To investigate if ipragliflozin, a novel sodium-glucose co-transporter 2 inhibitor, alters body composition and to identify variables associated with reductions in visceral adipose tissue in Japanese patients with type 2 diabetes mellitus. This prospective observational study enrolled Japanese participants with type 2 diabetes mellitus. Subjects were administered ipragliflozin (50 mg/day) once daily for 16 weeks. Body composition, visceral adipose tissue volume and plasma variables were measured at 0, 8, and 16-weeks. The subjects’ lifestyle habits including diet and exercise were evaluated at baseline and 16 weeks. The primary endpoint was defined as the decrease of visceral adipose tissue mass. Twenty-four of 26 enrolled participants completed the study. The visceral adipose tissue decreased significantly (110 ± 33 to 101 ± 36 cm2, p = 0.005) as well as other parameters for metabolic insufficiency including hemoglobin A1c. Seventy-one % of the total body weight reduction (-2.49 kg) was estimated by a decrease in fat mass (-1.77 kg), and the remaining reduction (22%) by water volume (-0.55 kg). A minor but significant reduction in the skeletal muscle index was also observed.
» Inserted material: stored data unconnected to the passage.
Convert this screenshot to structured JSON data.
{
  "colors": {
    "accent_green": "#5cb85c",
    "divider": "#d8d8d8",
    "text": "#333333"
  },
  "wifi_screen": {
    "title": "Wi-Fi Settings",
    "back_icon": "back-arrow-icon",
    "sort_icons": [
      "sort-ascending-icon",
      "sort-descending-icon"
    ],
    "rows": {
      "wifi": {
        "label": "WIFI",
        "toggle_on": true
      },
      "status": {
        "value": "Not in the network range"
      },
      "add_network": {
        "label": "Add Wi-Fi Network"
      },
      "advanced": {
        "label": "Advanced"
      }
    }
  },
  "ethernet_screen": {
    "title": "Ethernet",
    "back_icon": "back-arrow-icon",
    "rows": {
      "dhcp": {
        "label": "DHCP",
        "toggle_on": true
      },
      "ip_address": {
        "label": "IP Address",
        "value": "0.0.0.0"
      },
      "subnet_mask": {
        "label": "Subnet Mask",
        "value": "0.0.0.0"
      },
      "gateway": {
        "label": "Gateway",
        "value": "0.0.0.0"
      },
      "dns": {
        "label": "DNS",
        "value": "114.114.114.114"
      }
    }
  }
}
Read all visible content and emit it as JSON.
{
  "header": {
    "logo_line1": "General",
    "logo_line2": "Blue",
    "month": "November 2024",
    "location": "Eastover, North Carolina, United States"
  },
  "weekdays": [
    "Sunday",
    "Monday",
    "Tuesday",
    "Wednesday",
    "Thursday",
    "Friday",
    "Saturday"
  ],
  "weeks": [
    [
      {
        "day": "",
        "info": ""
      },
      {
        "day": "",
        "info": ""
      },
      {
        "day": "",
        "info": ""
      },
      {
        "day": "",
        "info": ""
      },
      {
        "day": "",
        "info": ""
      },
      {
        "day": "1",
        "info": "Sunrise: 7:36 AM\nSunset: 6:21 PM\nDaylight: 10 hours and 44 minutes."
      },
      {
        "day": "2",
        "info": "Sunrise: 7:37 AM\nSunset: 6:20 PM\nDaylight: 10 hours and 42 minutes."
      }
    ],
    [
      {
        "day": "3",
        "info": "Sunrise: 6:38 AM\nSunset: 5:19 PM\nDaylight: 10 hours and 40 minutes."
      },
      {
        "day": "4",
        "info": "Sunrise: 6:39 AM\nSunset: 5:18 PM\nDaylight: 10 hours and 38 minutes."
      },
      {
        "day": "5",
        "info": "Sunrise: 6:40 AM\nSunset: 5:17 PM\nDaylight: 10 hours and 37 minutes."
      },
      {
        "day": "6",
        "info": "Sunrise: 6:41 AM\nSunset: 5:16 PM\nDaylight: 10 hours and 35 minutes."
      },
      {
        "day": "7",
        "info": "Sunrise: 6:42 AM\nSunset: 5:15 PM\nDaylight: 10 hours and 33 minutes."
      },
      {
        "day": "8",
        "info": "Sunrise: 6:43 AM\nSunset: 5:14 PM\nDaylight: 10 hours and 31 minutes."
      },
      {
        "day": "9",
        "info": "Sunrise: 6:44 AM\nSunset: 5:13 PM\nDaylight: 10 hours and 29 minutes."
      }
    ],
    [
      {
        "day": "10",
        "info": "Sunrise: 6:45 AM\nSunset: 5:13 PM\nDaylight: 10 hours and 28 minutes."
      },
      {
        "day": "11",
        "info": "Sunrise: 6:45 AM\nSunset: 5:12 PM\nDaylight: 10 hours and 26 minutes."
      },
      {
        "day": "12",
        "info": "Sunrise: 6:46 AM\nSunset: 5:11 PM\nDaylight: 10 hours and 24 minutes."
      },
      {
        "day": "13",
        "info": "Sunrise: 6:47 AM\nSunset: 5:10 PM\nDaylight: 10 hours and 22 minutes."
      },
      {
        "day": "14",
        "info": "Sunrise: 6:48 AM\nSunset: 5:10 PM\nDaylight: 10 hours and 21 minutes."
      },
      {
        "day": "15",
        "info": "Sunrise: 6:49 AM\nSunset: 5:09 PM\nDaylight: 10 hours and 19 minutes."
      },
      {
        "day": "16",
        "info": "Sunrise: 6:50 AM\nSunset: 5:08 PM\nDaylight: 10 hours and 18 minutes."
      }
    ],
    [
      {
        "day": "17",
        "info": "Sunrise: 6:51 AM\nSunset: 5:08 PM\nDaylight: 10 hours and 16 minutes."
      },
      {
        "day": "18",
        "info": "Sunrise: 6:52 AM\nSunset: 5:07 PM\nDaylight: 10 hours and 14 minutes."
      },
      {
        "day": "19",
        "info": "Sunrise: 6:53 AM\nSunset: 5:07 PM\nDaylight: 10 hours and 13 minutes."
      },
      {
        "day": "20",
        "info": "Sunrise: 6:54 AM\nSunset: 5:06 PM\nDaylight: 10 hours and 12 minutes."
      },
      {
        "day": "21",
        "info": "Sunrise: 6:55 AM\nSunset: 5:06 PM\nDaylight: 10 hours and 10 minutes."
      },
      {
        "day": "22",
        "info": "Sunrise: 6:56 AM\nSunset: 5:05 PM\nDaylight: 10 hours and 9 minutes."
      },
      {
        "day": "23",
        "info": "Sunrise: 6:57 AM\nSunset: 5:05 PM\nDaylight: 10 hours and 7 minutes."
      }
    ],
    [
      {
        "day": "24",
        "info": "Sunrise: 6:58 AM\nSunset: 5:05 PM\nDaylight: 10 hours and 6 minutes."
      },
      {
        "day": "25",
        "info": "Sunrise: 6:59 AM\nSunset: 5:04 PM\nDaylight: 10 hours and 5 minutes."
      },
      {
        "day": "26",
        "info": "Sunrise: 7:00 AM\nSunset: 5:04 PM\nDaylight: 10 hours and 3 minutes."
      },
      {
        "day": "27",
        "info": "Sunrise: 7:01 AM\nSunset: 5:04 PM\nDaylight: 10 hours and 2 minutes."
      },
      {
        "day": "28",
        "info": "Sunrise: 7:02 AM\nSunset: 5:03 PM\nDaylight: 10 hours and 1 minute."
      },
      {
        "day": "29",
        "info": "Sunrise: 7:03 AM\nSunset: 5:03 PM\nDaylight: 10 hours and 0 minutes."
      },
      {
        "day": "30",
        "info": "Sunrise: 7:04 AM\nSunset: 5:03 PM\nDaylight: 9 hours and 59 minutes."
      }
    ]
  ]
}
Correlation analyses were performed to identify variables associated with changes in visceral adipose tissue and the only significant variable identified was diet therapy (Spearman’s r = -0.416, p = 0.043). Ipragliflozin significantly decreased visceral adipose tissue, and improved parametres for metabolic dysfunction. Adequate diet therapy would be necessary to induce and enhance the therapeutic merit.